Plumbing is a trade constantly evolving due to technological advances. So, our job is NEVER boring. Although I went to these schools with every intention of teaching these wide-eyed youngsters they taught me a few things about the trades. Anyone CAN plumb, but not everyone WANTS to plumb. Requesting a sink in every classroom allows me to demonstrate how water gets to fixtures and where it goes down the drain. I take a Socratic approach and ask the children lots of questions about what they see and how they think it works. Asking, “Who wants to be a plumber?” always yields entertaining results. Many “ewws” and mumblings about poop remind me that most people, not just minors, view plumbers as poop wranglers. My hope is that when I leave the classroom they realize we are much more like water wranglers.
Until quite recently, it had been almost two decades since I’d stepped foot into an elementary school. I’m relieved to see the same cafeteria tables, library posters and classroom structures. Every school has required, as a visitor, I sign in and out of the front office. In some instances, I’m not allowed to present at most schools until I they have run a criminal background check with my social security number to ensure the safety of their students. The career day events have all been highly organized, mostly by the school counselor and manned by a combination of school staff, employees, parents and students. At one school, in particular, I met a bright young lady named Regina. Regina was a captain of the patrols (as was I at the tender age of 10) and represented her school with great aplomb. Of all the classes I’ve presented to in the past few months, I have only presented to one class with a male teacher. Male teachers, like female plumbers, are a minority and considered a “non-traditional occupation” (defined as an occupation with less than 25% of a gender represented).

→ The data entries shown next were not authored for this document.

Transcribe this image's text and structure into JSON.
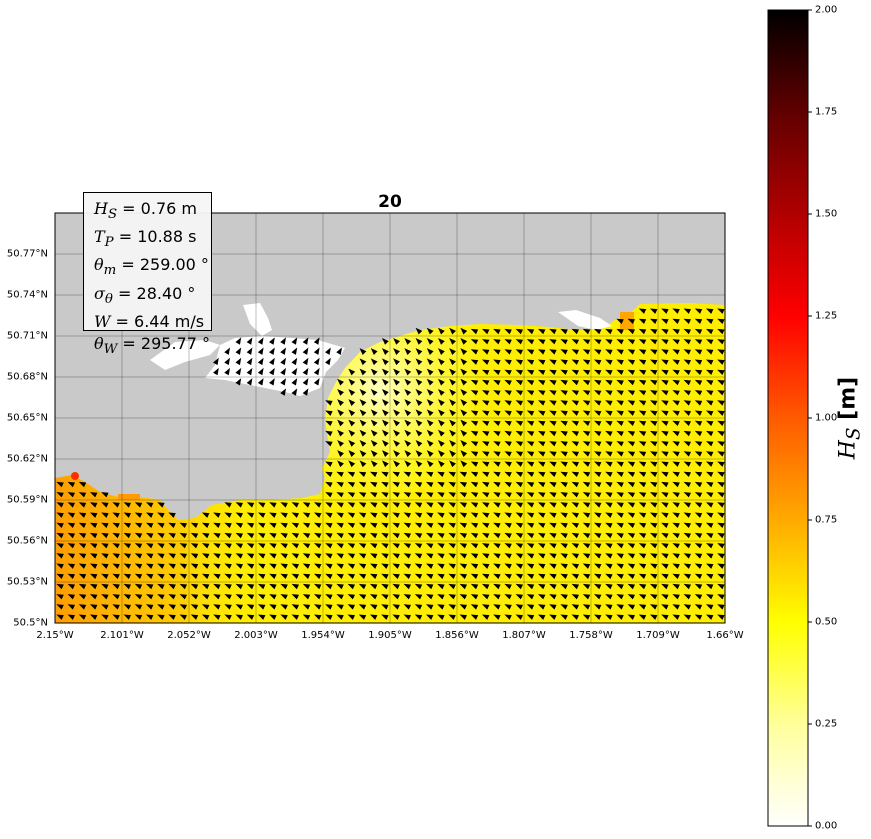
{
  "title": "20",
  "info": {
    "hs": {
      "symbol": "H",
      "sub": "S",
      "text": " = 0.76 m"
    },
    "tp": {
      "symbol": "T",
      "sub": "P",
      "text": " = 10.88 s"
    },
    "theta_m": {
      "symbol": "θ",
      "sub": "m",
      "text": " = 259.00 °"
    },
    "sigma_theta": {
      "symbol": "σ",
      "sub": "θ",
      "text": " = 28.40 °"
    },
    "w": {
      "symbol": "W",
      "sub": "",
      "text": " = 6.44 m/s"
    },
    "theta_w": {
      "symbol": "θ",
      "sub": "W",
      "text": " = 295.77 °"
    }
  },
  "map": {
    "lat_labels": [
      "50.77°N",
      "50.74°N",
      "50.71°N",
      "50.68°N",
      "50.65°N",
      "50.62°N",
      "50.59°N",
      "50.56°N",
      "50.53°N",
      "50.5°N"
    ],
    "lon_labels": [
      "2.15°W",
      "2.101°W",
      "2.052°W",
      "2.003°W",
      "1.954°W",
      "1.905°W",
      "1.856°W",
      "1.807°W",
      "1.758°W",
      "1.709°W",
      "1.66°W"
    ],
    "land_color": "#c9c9c9",
    "grid": true,
    "arrow_color": "#000000"
  },
  "colorbar": {
    "ticks": [
      "0.00",
      "0.25",
      "0.50",
      "0.75",
      "1.00",
      "1.25",
      "1.50",
      "1.75",
      "2.00"
    ],
    "range": [
      0,
      2
    ],
    "colormap": "afmhot_r",
    "label_symbol": "H",
    "label_sub": "S",
    "label_unit": " [m]"
  }
}
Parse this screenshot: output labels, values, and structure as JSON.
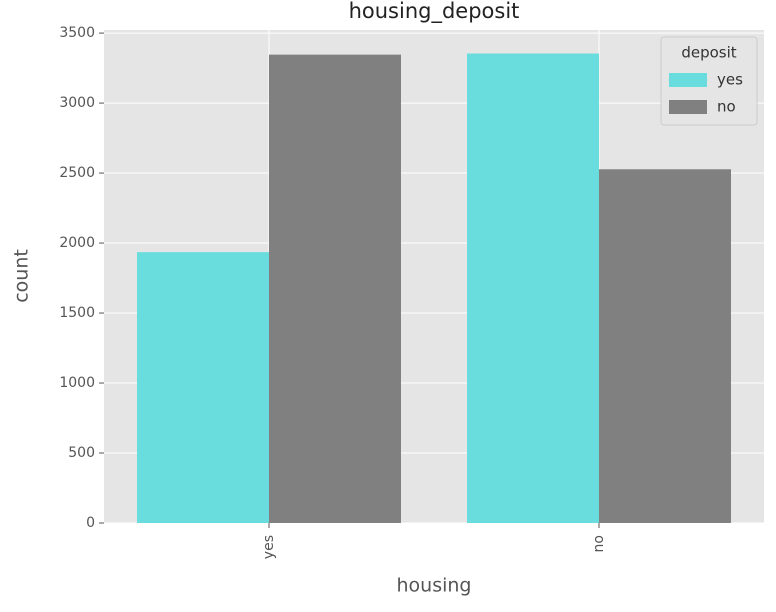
{
  "chart_data": {
    "type": "bar",
    "title": "housing_deposit",
    "x_label": "housing",
    "y_label": "count",
    "categories": [
      "yes",
      "no"
    ],
    "series": [
      {
        "name": "yes",
        "color": "#69dcde",
        "values": [
          1935,
          3354
        ]
      },
      {
        "name": "no",
        "color": "#808080",
        "values": [
          3346,
          2527
        ]
      }
    ],
    "legend_title": "deposit",
    "legend": "upper right",
    "ylim": [
      0,
      3522
    ],
    "yticks": [
      0,
      500,
      1000,
      1500,
      2000,
      2500,
      3000,
      3500
    ],
    "grid": true
  }
}
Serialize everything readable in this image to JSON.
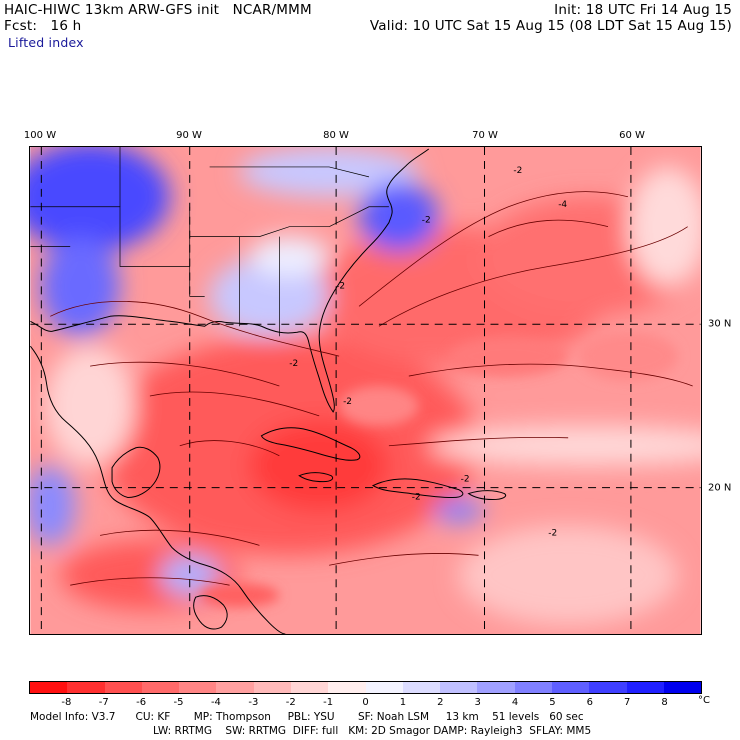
{
  "header": {
    "line1_left": "HAIC-HIWC 13km ARW-GFS init   NCAR/MMM",
    "line1_right": "Init: 18 UTC Fri 14 Aug 15",
    "line2_left": "Fcst:   16 h",
    "line2_right": "Valid: 10 UTC Sat 15 Aug 15 (08 LDT Sat 15 Aug 15)",
    "field_name": "Lifted index"
  },
  "map": {
    "lon_labels": [
      "100 W",
      "90 W",
      "80 W",
      "70 W",
      "60 W"
    ],
    "lat_labels": [
      "30 N",
      "20 N"
    ],
    "contour_labels": [
      "-2",
      "-4",
      "-2",
      "-2",
      "-2",
      "-2",
      "-2",
      "-2",
      "-2"
    ]
  },
  "colorbar": {
    "labels": [
      "-8",
      "-7",
      "-6",
      "-5",
      "-4",
      "-3",
      "-2",
      "-1",
      "0",
      "1",
      "2",
      "3",
      "4",
      "5",
      "6",
      "7",
      "8"
    ],
    "unit": "°C",
    "colors": [
      "#ff1010",
      "#ff3030",
      "#ff5050",
      "#ff6a6a",
      "#ff8585",
      "#ffa0a0",
      "#ffbaba",
      "#ffd5d5",
      "#ffeeee",
      "#f3f3ff",
      "#dcdcff",
      "#c0c0ff",
      "#a0a0ff",
      "#8080ff",
      "#5f5fff",
      "#3f3fff",
      "#2020ff",
      "#0000ee"
    ]
  },
  "footer": {
    "line1": "Model Info: V3.7      CU: KF       MP: Thompson     PBL: YSU       SF: Noah LSM     13 km    51 levels   60 sec",
    "line2": "LW: RRTMG    SW: RRTMG  DIFF: full   KM: 2D Smagor DAMP: Rayleigh3  SFLAY: MM5"
  }
}
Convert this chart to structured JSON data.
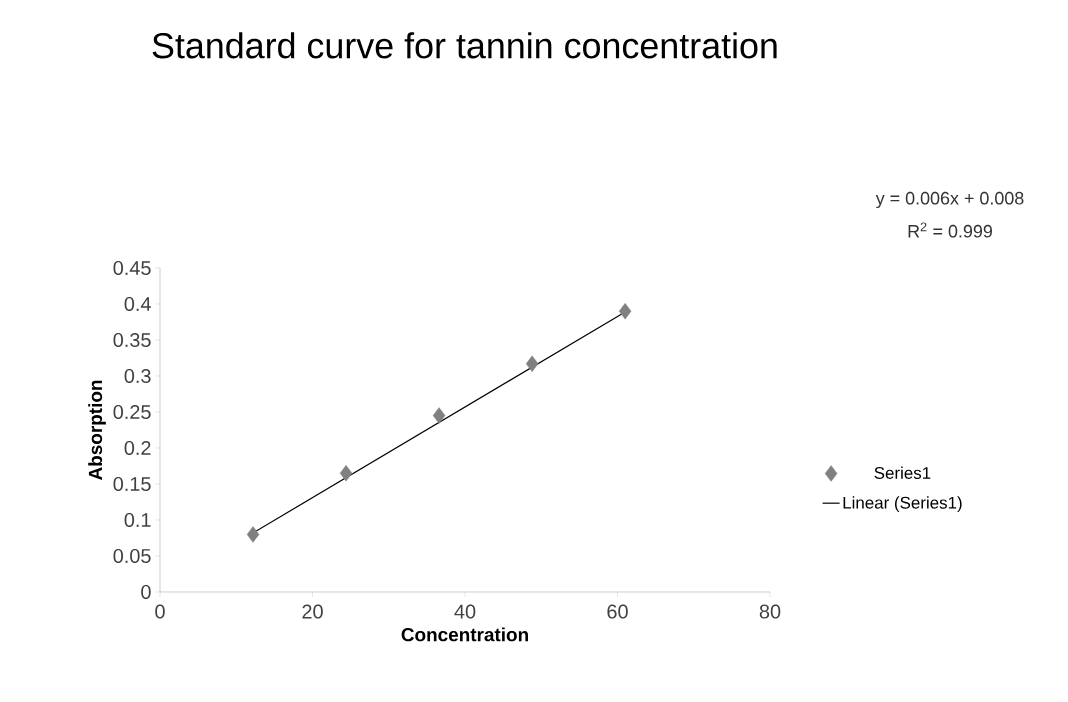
{
  "chart_data": {
    "type": "scatter",
    "title": "Standard curve for tannin concentration",
    "xlabel": "Concentration",
    "ylabel": "Absorption",
    "annotations": [
      "y = 0.006x + 0.008",
      "R$^{2}$ = 0.999"
    ],
    "series": [
      {
        "name": "Series1",
        "color": "#808080",
        "marker": "diamond",
        "x": [
          12.2,
          24.4,
          36.6,
          48.8,
          61.0
        ],
        "values": [
          0.08,
          0.165,
          0.245,
          0.317,
          0.39
        ]
      },
      {
        "name": "Linear (Series1)",
        "type": "line",
        "color": "#000000",
        "marker": "none",
        "line_style": "solid",
        "x": [
          12.2,
          61.0
        ],
        "values": [
          0.082,
          0.389
        ]
      }
    ],
    "xlim": [
      0,
      80
    ],
    "ylim": [
      0,
      0.45
    ],
    "xticks": [
      0,
      20,
      40,
      60,
      80
    ],
    "yticks": [
      0,
      0.05,
      0.1,
      0.15,
      0.2,
      0.25,
      0.3,
      0.35,
      0.4,
      0.45
    ],
    "grid": false,
    "legend": "right"
  }
}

This passionate pursuit of mine to bring the trades to popularity with young people has been an enriching process, to say the least. I’ve met a great deal of people who have remembered our conversations or my presentations and used Mr. Plumber Plumbing Co. for their plumbing needs. More than that, it’s taught me how needed the trades are in our communities and how underserved our young population is if we fail to present the trades as a career path for them.